Once, there was a beautiful wraparound front porch. White-painted rails, gingerbread trim. If I close my eyes, I can still see it in my mind. But when I open them again, follow the beam of Thomas’s flashlight, I’m startled to see nothing is as large as I remember. The porch is gone, of course. The house as well. All that remains is the foundation, a pile of enormous granite blocks such as the type favored back in the day . . .
Thomas was skilled only with fire. To destroy this foundation would’ve taken dynamite.
“When my mother first brought you home,” he says now, “she claimed you were a new foster child. That was her big scheme after my father’s death. We had a large house, so many empty rooms. She’d decided to take in foster kids. For the money, of course. She was never one to pretend to care.”
“A car came to our building,” I tell him now. “My mom told me to get in. Do whatever the woman said. It wasn’t the first time.”
“I’m sorry.”
“I didn’t expect to be taken away. Yet, when I first saw this place . . . It was so much nicer than anyplace I’d ever been. Better food, too.”
“In the beginning, I believed her,” Thomas said. “It made sense. State pays for foster kids and I knew we needed cash. It was all my mother talked about. My good-for-nothing father who’d promised her this and promised her that but had proved to be nothing but a loser who’d then gone and dropped dead . . .”
Thomas looks at me; his face is hard to read in the dark, but when he speaks next, his tone is flat, frank. “I hated her. Surely you must know that. She did this, all of this, purely out of greed. Because she was owed a life of luxury. When my father failed her, well, this was the next logical step. She took in ‘foster kids,’ all of whom were young, pretty girls. Then she started throwing lavish parties. Getting to know the neighbors, she told me.

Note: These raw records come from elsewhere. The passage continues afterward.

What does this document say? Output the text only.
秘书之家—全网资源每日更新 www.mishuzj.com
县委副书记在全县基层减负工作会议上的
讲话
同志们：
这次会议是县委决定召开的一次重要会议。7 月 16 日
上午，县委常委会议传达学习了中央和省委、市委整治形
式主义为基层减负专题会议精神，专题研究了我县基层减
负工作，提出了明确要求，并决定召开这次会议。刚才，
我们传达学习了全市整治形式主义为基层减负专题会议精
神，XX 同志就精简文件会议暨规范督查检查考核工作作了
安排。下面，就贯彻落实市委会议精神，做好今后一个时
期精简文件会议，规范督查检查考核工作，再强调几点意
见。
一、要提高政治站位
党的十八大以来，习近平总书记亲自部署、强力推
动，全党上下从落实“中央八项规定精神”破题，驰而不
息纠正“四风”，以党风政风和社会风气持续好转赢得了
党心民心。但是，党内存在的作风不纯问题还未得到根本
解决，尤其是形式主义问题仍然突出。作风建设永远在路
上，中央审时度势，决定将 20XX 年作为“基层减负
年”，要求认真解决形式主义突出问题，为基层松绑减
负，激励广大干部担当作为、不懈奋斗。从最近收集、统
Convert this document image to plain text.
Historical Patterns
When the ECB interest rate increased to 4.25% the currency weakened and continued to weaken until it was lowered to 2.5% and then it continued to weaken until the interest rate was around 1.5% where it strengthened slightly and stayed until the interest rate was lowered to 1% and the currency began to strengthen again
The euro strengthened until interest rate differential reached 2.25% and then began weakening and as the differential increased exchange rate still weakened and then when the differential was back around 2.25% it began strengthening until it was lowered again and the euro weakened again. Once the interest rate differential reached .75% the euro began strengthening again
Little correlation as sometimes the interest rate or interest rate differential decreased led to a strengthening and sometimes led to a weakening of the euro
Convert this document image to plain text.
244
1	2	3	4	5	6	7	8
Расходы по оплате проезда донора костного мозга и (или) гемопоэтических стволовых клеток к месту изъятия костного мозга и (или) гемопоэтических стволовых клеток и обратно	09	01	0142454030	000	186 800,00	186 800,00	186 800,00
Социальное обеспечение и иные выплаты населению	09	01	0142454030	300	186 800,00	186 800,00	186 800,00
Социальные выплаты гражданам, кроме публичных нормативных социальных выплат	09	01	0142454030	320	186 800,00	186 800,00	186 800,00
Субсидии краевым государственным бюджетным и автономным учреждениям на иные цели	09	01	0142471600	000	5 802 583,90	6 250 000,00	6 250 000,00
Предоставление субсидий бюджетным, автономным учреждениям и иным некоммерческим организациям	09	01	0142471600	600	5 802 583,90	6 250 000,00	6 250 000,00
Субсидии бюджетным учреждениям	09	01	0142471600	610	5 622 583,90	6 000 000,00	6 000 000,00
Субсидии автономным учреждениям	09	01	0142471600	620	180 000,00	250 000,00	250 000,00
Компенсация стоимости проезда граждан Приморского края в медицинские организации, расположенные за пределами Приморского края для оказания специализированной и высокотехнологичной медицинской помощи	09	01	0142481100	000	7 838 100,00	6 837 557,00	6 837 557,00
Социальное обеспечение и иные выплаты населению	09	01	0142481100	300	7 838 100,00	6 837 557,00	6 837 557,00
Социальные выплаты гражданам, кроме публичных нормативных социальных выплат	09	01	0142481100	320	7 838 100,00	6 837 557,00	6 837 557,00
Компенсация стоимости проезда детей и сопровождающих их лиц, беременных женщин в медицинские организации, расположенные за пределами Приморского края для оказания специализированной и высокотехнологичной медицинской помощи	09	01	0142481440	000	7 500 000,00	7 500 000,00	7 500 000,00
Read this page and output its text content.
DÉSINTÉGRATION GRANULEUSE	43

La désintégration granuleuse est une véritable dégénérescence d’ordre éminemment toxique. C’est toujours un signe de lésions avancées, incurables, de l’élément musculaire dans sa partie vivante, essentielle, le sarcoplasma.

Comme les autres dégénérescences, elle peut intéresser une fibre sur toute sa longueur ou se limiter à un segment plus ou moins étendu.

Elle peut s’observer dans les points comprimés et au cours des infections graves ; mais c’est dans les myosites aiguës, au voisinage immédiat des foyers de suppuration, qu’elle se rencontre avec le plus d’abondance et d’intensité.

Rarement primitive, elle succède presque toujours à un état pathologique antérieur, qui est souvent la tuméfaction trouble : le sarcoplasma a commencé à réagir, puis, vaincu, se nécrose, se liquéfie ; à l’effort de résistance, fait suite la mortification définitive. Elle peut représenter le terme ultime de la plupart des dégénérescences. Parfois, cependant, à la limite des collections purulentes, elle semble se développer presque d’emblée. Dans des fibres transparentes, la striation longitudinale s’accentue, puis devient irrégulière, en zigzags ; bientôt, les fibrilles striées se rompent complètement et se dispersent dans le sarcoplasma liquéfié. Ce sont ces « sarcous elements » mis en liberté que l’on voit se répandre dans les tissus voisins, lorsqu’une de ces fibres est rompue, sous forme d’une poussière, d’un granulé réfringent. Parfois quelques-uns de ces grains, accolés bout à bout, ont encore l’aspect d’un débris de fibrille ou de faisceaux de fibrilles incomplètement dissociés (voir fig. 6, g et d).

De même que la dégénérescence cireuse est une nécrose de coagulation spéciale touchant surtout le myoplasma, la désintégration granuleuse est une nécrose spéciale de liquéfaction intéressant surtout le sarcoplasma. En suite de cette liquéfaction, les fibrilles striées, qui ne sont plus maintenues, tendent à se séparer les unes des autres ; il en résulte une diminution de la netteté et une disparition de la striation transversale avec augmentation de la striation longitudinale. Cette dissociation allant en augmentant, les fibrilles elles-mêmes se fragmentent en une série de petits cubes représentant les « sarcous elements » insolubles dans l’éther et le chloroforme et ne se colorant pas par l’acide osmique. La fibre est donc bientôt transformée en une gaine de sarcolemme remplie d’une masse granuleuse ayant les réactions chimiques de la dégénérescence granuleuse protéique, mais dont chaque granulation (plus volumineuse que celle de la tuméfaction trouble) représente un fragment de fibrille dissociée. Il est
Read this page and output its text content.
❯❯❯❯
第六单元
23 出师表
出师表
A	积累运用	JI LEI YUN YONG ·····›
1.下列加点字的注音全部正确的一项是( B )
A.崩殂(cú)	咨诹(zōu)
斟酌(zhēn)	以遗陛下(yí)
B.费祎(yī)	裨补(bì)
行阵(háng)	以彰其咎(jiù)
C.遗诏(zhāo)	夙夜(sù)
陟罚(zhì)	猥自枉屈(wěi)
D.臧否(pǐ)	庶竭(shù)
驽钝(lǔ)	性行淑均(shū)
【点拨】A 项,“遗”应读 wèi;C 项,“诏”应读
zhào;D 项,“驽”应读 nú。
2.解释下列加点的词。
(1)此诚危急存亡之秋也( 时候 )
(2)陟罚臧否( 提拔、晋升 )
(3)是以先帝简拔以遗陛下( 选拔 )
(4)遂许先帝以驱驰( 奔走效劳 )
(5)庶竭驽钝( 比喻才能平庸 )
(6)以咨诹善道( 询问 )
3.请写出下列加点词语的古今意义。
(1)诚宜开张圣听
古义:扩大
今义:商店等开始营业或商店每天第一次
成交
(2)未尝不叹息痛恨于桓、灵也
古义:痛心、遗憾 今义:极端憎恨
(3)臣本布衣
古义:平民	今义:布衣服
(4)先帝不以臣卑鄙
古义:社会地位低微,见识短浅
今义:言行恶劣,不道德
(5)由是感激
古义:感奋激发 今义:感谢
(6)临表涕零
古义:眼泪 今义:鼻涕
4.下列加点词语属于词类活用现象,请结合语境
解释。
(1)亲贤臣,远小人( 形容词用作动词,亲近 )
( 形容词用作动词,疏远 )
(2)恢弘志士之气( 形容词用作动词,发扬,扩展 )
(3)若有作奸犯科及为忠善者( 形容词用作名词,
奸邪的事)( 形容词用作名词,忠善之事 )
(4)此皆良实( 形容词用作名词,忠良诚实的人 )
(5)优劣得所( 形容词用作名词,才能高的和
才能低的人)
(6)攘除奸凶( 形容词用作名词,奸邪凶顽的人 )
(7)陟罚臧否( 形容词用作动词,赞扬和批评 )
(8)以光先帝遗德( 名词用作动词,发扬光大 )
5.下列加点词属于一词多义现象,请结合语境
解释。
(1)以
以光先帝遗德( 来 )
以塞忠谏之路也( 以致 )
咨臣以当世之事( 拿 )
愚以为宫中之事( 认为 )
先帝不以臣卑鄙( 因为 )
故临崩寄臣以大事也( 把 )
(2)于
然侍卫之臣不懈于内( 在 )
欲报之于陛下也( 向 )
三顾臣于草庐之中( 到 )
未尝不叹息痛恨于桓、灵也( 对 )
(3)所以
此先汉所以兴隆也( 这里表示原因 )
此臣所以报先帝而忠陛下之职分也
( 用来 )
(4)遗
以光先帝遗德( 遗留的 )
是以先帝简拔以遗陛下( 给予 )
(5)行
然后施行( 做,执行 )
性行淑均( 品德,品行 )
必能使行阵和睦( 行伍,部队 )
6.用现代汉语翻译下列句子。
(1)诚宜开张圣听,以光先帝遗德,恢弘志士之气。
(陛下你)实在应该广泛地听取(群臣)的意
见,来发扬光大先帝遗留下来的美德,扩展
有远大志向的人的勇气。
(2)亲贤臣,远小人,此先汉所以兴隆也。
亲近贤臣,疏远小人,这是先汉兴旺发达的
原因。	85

I was so young myself, it took me years to realize the party guests were only older, wealthy men. And none of them went home after dinner.”
We are close enough now to climb onto the first enormous granite block. I don’t want to peer down into the pit of what used to be the home’s cellar, but I can’t help myself. I swear I can smell smoke again, but any charred remains of wood are long gone. I see only thick green vegetation, vines and weeds that have overgrown the bones of this once grand house.
Heat, I think. If I close my eyes, I will feel it again on my cheeks.
I will hear her screams.
I backpedal sharply, slipping off the granite slab. Thomas reaches for me, but is too late. I go down hard, banging my shin against the hard rectangular slab. Blood. Pain.
Smoke. Fire.
Screams.
I can’t help myself. I reach up my hand. I beg, I implore.
“Save her. For the love of God. Please!”
Thomas doesn’t move. His face is set in a grim line as he stands there, flashlight in one hand, shovel in the other. He knows. What I’m asking. What I’m finally remembering.
But whereas I am crying, his eyes remain dry.
“I’m sorry,” he says, but I’m not sure what he means. For what happened then, or for what must happen now.
“The first two girls who arrived,” he tells me, stepping off the granite slab, “were older. Fifteen, sixteen. I was maybe five? I didn’t think much of it. Mother said they had no families. We would host them. So we did.